Security Engineering, 3rd Edition

 



Ross Anderson has written the 3rd Edition of Security Engineering. The ebook version will be published at the end of November 2020; paper copies will ship from Wiley USA and UK on December 7th, and from Amazon on December 20th.

Sample chapters of the 3rd Edition are available on-line, as are the complete texts of the 2nd Edition (2008), and the 1st Edition (2001).

In this newly revised Third Edition of Security Engineering: A Guide to Building Dependable Distributed Systems, celebrated security expert Ross Anderson updates his best-selling textbook to help you meet the challenges of the coming decade.

Security Engineering became a classic because it covers not just the technical basics, such as cryptography, access controls and tamper-resistance, but also how they're used in real life. Real-world case studies – of the security of payment systems, military systems, the phone app ecosystems and now self-driving cars – demonstrate how to use security technology in practice, and what can go wrong.
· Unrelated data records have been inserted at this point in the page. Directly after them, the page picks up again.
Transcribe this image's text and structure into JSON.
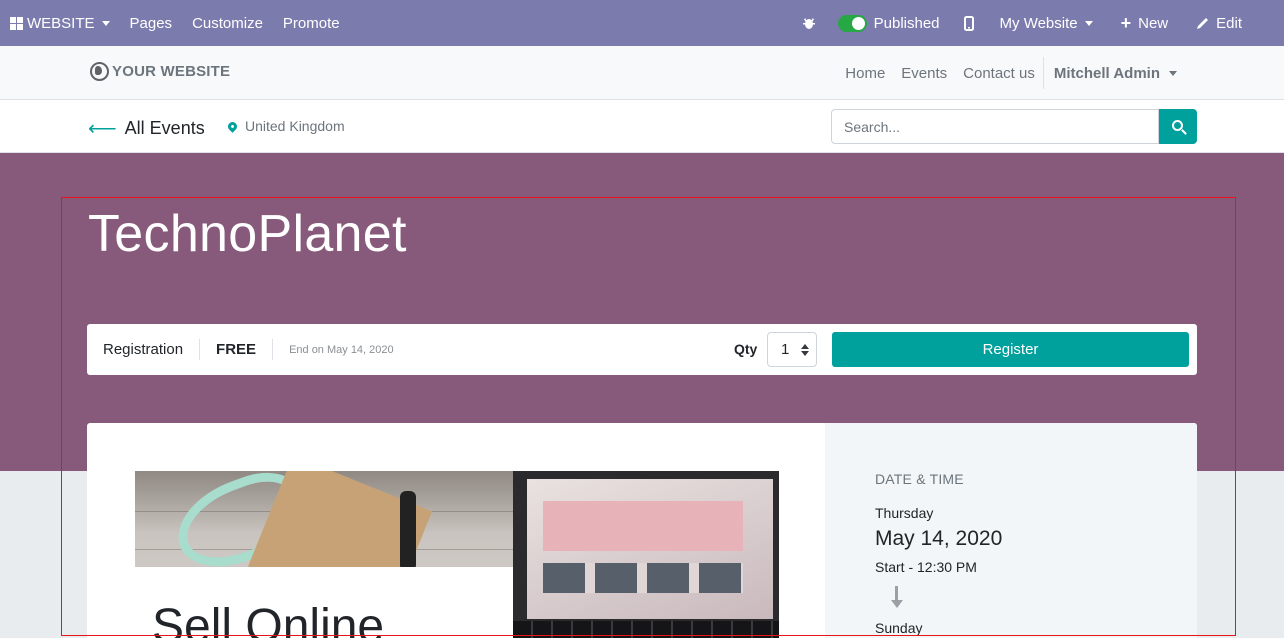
{
  "adminbar": {
    "app_menu": "WEBSITE",
    "menu_pages": "Pages",
    "menu_customize": "Customize",
    "menu_promote": "Promote",
    "publish_status": "Published",
    "website_selector": "My Website",
    "new_label": "New",
    "edit_label": "Edit"
  },
  "header": {
    "logo_text": "YOUR WEBSITE",
    "nav": [
      "Home",
      "Events",
      "Contact us"
    ],
    "user": "Mitchell Admin"
  },
  "subnav": {
    "back_label": "All Events",
    "location": "United Kingdom",
    "search_placeholder": "Search..."
  },
  "event": {
    "title": "TechnoPlanet",
    "registration": {
      "label": "Registration",
      "price": "FREE",
      "end_text": "End on May 14, 2020",
      "qty_label": "Qty",
      "qty_value": "1",
      "register_button": "Register"
    },
    "cover_heading": "Sell Online",
    "datetime": {
      "heading": "DATE & TIME",
      "start_day": "Thursday",
      "start_date": "May 14, 2020",
      "start_time": "Start - 12:30 PM",
      "end_day": "Sunday"
    }
  },
  "colors": {
    "adminbar": "#7c7bad",
    "primary": "#00a09d",
    "hero": "#875a7b",
    "highlight_box": "#e8141c"
  }
}
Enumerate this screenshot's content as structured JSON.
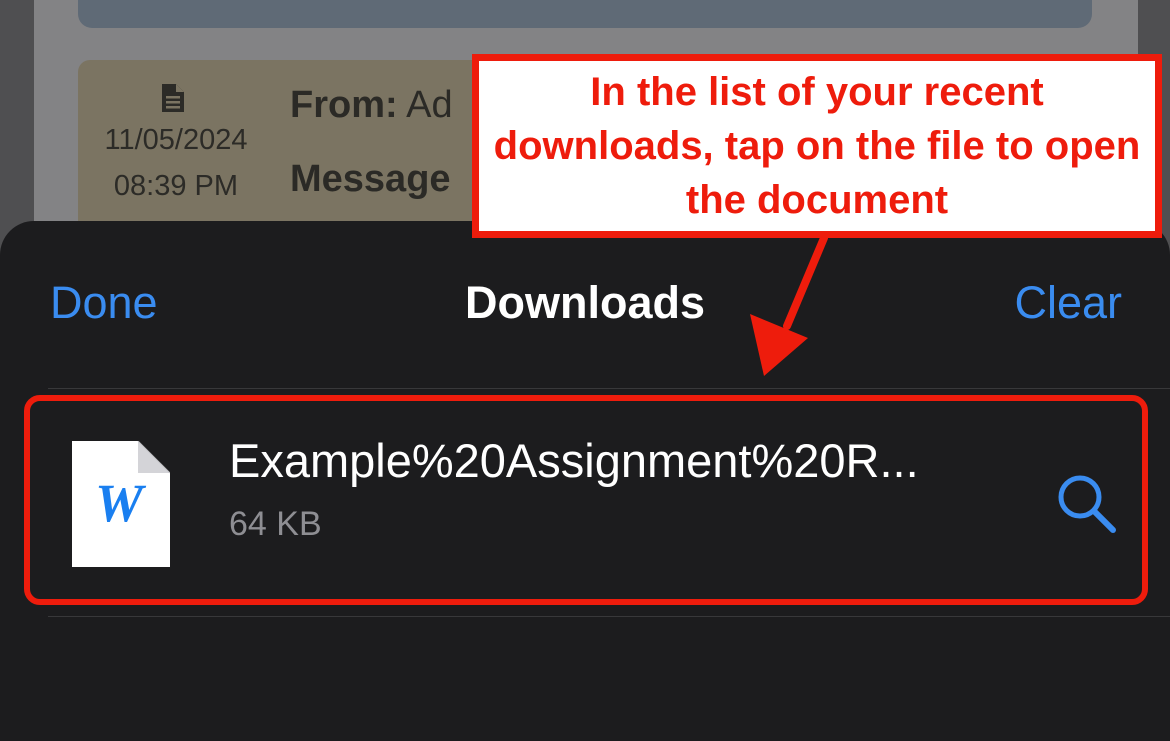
{
  "background_page": {
    "message": {
      "date": "11/05/2024",
      "time": "08:39 PM",
      "from_label": "From:",
      "from_value": "Ad",
      "message_label": "Message"
    }
  },
  "downloads_sheet": {
    "done_label": "Done",
    "title": "Downloads",
    "clear_label": "Clear",
    "files": [
      {
        "name": "Example%20Assignment%20R...",
        "size": "64 KB",
        "icon": "word-document-icon",
        "icon_letter": "W"
      }
    ]
  },
  "annotation": {
    "callout_text": "In the list of your recent downloads, tap on the file to open the document"
  },
  "colors": {
    "accent_blue": "#3a8cf0",
    "annotation_red": "#ee1c0c",
    "sheet_background": "#1c1c1e"
  }
}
Filled with actionable advice and the latest research, this Third Edition brings a classic book up to date with the modern world of smartphones, cloud computing and AI. As everything gets connected to the Internet, security engineering has come to require inter-disciplinary expertise, ranging from physics to psychology and applied economics. Security Engineering is the only textbook on the market to explain all these aspects of protecting real systems, while still remaining easily accessible.

Perfect for computer science students and practicing cybersecurity professionals, as well as systems engineers of all sorts, this latest edition of Security Engineering also belongs on the bookshelves of candidates for professional certification such as CISSP.

You'll learn what makes a system secure and reliable and what can render it vulnerable, from phones and laptops through cars and payment terminals to cloud services and corporate networks. You'll find:

* The basics: cryptography, protocols, access controls and usability

* The attacks: phishing, software exploits and the cybercrime ecosystem

* The responses: biometrics, smartcards, enclaves, app stores and the patch cycle

* The psychology of security: what makes security hard for users and engineers

* The economics of security: how large systems fail, and what to do about it

* The big policy questions: from surveillance through censorship to sustainability

Security Engineering is the book that created the discipline. It will continue to define the discipline for the 2020s and beyond.